Cyrus Mistry's letter to the Tata Sons board on Tuesday, a day after he was unceremoniously sacked as group chairman, has blown the lid off the workings in the Group. Mistry has levelled serious allegations against the working of the group during his predecessor Ratan Tata's time.
Primarily, he has said in the letter that he was not given a free hand as promised before he accepted the job. Mistry also mentioned that he was dogged by the huge debt he inherited.
"Prior to my appointment, I was assured that I would be given a free hand. The previous chairman was to step back and be available for advice and guidance as and when needed. After my appointment, the Articles of Association were modified, changing the rules of engagement between the Trusts, the Board of Tata Sons, the Chairman, and the operating companies. Inappropriate interpretation indeed followed, and as elaborated below, it severely constrained the ability of the group to engineer the necessary turnaround," he has said in the letter.

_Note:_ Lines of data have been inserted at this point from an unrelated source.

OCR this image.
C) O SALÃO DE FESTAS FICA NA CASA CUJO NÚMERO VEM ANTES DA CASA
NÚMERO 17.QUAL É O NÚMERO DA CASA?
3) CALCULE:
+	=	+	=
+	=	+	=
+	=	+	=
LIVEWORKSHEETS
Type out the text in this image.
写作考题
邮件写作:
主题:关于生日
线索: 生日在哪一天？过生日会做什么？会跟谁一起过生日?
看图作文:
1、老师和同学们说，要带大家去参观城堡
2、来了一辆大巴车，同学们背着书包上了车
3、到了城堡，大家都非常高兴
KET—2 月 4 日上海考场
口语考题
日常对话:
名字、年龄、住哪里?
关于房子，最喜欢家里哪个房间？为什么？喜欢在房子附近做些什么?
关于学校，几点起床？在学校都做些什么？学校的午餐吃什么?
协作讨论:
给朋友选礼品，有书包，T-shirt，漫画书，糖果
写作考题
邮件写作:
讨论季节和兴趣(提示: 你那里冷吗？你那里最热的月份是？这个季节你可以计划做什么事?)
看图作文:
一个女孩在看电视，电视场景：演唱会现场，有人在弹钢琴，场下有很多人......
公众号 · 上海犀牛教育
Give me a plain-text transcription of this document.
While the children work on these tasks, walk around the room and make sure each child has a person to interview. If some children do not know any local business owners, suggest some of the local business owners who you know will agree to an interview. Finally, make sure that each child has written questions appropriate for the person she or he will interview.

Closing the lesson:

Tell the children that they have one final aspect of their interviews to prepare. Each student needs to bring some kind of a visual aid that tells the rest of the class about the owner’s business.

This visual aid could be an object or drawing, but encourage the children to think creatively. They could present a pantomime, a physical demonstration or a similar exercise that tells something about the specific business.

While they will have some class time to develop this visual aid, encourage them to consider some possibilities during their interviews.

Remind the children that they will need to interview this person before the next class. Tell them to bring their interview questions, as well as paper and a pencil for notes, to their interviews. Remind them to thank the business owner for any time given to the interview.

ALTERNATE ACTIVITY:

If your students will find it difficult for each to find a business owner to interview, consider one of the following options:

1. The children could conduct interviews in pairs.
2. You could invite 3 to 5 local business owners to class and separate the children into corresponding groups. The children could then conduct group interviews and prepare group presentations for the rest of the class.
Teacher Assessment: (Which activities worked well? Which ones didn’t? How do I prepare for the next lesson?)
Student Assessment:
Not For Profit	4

Mistry has placed on record his performance matrix vis a vis the charge that he was sacked for non-performance. In the letter to the Tata Sons board, Mistry said that he could not believe he was ousted for non performance issues simply because only recently he was lauded for his performance by the nomination and remuneration committee and independent directors, notably Vijay Singh, Farida Khambatta and Ronnen Sen.
He spelt out the irony of the trio who had praised him for his performance and then two of them were part of the coterie to vote him out of office.
Listing out the legacy hotspots that he inherited, Mistry said despite all the troubles ailing the group, largely caused by deals signed before he came to office, the group's operating cash flows grew at 31 percent compounded annual growth rate, its valuation increased by 14.9 percent per annum in rupee terms (as against Sensex's 10.4 percent) and Tata Sons' net worth increased from Rs 26,000 crore to Rs 42,000 crore.
Ratan Tata, the former chairman and present incumbent, clearly had not left Bombay House when he vacated his chair based on his self-laid rule of giving up office after reaching 75 years of age.
Mistry has alleged that Tata remained a towering figure influencing the decisions even during the board meetings, which forced him to circulate a corporate governance note "in order to clarify the distinct roles of Tata Trusts, Tata Sons Board and the Boards of the operating companies". Mistry said he was pushed to be a lame duck chairman.
However, the specific allegations made by Mistry are more serious than these. These raise doubts about the much-touted Tata ethics.
Among them the key one is the allegation of fraudulent transactions in Air Asia. "A recent forensic investigation revealed fraudulent transactions of Rs 22 crore involving non-existent parties in India and Singapore. Executive Trustee, Mr. Venkataraman, who is on the board of Air Asia and also a shareholder in the company, considered these transactions as non-material and did not encourage further study. It was only at the insistence of the independent directors, one of whom immediately submitted his resignation, that the board decided to belatedly file a first information report," the letter says.
This is a serious charge, which the Tatas need to answer.
Apart from this, a realistic assessment of the fair value of the "legacy hotspots", which Mistry lists as Indian Hotel, Tata Motors PV, Tata Steel Europe, Tata Power Mundra and Tata Teleservices, would result in a write-down of Rs 118,000 crore. This is because the huge increase in the capital employed in those companies from Rs 132,000 crore to Rs 196,000 crore. The increase is due to operational losses, interest outgo and capital expenditure.
On the much-discussed Nano project, Mistry has alleged that before 2013, "in order to shore up sales and market share, Tata Motors Finance extended credit with lax risk assessment". This resulted in NPAs mounting to more than Rs 4000 crore.
More importantly, he has said the loss-making Nano is not shut down because that would result in stopping "the supply of the Nano gliders to an entity that makes electric cars and in which Mr Tata has a stake".
According to the letter, "IHCL, beyond flawed international strategy, had acquired the Searock property at a highly inflated price and housed in an off balance sheet structure." Due to this, the company had to write down nearly its entire net worth in three years' time. "This impairs its ability to pay dividends," the letter has said.
Mistry has also said that his desire was to create an institutional framework for effective future governance of the group.
Mistry's letter raises serious and pertinent questions. Why is Nano not being shut down despite being a loss-making unit? Is it true that the model is alive only to feed orders for a vendor in which Tata has stake in? Why did Tata Motors Finance extend credit without making necessary risk assessment of the Nano? Is the group averse to taking professional decisions and just cater to somebody's personal and emotional indulgence? If not, why Mistry being made a lame-duck chairman? Moreover is the much-touted Tata governance all a facade after all?
The group is yet to say give a credible and detailed statement on the whole issue. As always, it seems to have gone incommunicado, which will negatively impact the group in particular and also project a poor image of the corporate India's governance practice globally.
As is seen in the letter the Tata Sons board seems to have been paying obeisance to the God within. But the doubts that are now lingering in the public minds are serious. The God should answer.